The NCLB statute is a reform strategy at war with itself. It virtually guarantees massive evasion of its own intent, ordering state education agencies to do things that they mostly don’t want to do. Washington will be forced either to allow the states great leeway in how they implement NCLB or to make NCLB more detailed, prescriptive, and top‐heavy. If Washington chooses the former, the statute might as well not exist; if the latter, federal policymakers will increasingly resemble Soviet central planners trying to improve economic performance by micromanaging decisions from Moscow. NCLB may end up giving us the worst possible scenario: unconstitutional consolidation of power in Washington over the schools, with that power being used to promote mediocrity rather than excellence.
It is too early to know for certain which scenario will prevail, but it is already clear that state and local education officials are skillfully protecting their interests in ways that undermine the intent of NCLB. Especially telling has been their widespread dishonest reporting in at least four areas: graduation rates, school violence, qualified teachers, and proficiency tests. As it becomes increasingly clear that the states can satisfy the requirements of NCLB by lowering their standards, there will likely be a “race to the bottom.”

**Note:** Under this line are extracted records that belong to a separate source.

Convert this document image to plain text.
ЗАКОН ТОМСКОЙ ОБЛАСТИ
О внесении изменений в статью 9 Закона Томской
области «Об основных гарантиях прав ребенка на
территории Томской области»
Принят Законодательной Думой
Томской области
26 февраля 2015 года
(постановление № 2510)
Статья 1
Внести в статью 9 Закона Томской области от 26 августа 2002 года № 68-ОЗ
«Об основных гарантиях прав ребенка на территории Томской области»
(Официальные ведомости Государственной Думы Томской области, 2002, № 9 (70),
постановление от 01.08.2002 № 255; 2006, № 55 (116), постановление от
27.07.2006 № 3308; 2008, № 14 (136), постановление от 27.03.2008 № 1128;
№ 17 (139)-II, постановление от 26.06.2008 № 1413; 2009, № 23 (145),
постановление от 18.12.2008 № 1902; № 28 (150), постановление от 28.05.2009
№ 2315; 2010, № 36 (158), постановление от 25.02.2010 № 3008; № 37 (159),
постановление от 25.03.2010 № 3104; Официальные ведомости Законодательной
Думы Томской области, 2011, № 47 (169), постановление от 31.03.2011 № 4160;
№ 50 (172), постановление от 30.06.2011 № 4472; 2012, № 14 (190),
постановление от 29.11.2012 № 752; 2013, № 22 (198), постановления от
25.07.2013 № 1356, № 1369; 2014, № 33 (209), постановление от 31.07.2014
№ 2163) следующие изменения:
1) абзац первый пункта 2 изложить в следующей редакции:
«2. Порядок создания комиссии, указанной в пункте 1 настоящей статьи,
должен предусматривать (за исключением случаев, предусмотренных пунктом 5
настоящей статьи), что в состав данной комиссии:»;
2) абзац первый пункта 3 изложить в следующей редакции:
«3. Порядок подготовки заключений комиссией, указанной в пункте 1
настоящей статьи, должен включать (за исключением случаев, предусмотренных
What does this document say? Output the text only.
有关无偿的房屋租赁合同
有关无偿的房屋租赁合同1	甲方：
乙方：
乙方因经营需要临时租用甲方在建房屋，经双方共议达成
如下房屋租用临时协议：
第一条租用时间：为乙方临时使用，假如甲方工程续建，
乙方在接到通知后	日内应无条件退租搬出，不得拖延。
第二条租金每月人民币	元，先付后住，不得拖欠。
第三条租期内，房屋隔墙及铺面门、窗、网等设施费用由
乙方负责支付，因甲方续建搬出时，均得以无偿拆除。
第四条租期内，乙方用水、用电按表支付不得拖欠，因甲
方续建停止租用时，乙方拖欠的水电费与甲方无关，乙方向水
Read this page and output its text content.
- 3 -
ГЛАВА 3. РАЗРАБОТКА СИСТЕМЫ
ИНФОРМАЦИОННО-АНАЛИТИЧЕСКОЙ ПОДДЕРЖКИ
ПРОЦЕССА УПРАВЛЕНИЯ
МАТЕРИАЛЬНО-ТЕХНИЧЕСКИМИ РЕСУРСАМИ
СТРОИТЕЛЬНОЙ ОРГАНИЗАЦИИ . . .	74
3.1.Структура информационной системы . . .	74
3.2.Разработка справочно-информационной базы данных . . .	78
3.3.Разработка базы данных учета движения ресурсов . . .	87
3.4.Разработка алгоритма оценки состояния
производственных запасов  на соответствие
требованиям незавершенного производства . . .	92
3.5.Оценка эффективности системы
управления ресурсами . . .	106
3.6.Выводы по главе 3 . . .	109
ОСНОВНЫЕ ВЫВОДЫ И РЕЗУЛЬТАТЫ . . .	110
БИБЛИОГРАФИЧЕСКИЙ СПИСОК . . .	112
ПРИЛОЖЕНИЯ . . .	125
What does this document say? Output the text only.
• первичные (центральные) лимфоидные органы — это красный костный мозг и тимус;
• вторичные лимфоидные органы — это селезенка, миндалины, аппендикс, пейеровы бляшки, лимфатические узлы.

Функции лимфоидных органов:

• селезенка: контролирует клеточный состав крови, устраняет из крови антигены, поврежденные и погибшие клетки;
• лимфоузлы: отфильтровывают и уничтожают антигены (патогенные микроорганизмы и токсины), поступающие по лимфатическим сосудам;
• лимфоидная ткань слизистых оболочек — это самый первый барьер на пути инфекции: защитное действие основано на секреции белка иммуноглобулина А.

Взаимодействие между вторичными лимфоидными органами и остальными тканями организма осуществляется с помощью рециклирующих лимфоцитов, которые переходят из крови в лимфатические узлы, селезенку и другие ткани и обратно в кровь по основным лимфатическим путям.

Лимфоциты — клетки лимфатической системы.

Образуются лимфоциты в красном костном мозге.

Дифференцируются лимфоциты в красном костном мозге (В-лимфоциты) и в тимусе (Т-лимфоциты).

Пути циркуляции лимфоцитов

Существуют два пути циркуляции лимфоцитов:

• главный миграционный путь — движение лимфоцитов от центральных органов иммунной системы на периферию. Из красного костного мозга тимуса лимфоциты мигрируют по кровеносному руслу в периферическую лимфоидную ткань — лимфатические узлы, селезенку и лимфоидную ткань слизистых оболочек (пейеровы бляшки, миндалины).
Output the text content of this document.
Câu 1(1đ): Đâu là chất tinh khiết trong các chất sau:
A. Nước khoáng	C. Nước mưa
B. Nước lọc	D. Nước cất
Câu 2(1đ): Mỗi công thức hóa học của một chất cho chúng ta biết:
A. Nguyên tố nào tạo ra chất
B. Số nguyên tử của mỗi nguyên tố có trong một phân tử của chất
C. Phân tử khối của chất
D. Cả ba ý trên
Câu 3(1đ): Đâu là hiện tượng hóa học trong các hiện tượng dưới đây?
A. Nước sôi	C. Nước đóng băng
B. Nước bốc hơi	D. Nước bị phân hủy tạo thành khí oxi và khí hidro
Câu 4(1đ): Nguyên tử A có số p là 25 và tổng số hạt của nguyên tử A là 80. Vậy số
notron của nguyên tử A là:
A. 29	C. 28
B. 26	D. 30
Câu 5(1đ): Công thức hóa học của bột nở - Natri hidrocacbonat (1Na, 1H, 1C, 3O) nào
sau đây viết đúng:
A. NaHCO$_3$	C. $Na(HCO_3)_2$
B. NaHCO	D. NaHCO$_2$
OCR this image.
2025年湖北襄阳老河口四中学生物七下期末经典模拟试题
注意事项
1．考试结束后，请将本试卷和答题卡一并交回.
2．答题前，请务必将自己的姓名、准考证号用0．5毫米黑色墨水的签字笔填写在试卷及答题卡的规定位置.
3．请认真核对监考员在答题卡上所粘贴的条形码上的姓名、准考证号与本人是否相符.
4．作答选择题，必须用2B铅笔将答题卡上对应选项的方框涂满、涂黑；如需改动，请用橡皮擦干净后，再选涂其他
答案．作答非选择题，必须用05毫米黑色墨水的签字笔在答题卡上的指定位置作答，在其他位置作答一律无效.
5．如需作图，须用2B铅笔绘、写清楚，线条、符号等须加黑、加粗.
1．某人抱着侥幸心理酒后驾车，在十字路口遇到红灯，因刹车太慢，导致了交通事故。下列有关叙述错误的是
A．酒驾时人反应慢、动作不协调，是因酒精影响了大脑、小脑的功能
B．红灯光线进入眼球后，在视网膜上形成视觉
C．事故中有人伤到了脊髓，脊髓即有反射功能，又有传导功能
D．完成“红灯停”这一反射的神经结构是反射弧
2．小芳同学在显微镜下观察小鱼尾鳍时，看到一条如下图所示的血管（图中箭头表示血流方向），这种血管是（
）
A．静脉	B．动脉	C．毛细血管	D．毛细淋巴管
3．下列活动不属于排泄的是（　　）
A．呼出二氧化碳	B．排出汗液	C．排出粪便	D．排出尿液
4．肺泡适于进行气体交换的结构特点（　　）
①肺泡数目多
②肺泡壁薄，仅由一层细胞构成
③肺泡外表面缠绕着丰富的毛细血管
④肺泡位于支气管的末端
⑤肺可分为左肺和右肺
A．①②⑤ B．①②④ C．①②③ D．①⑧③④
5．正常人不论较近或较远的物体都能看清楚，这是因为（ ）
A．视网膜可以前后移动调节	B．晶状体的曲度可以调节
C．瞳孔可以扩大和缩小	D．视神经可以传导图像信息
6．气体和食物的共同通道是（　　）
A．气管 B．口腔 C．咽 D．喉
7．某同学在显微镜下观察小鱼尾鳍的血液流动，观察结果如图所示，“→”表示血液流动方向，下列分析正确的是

Instead of using centralized decrees to turn mediocre institutions into excellent ones, as they have been trying but failing to do for the last several decades, the state and federal governments should be empowering individual families to “vote with their feet” by transferring to the schools of their own choice.
The key locus for such revolutionary reforms is the states. The best contribution the national government can make to educational improvement is to avoid educational policymaking and allow states to experiment with school choice programs.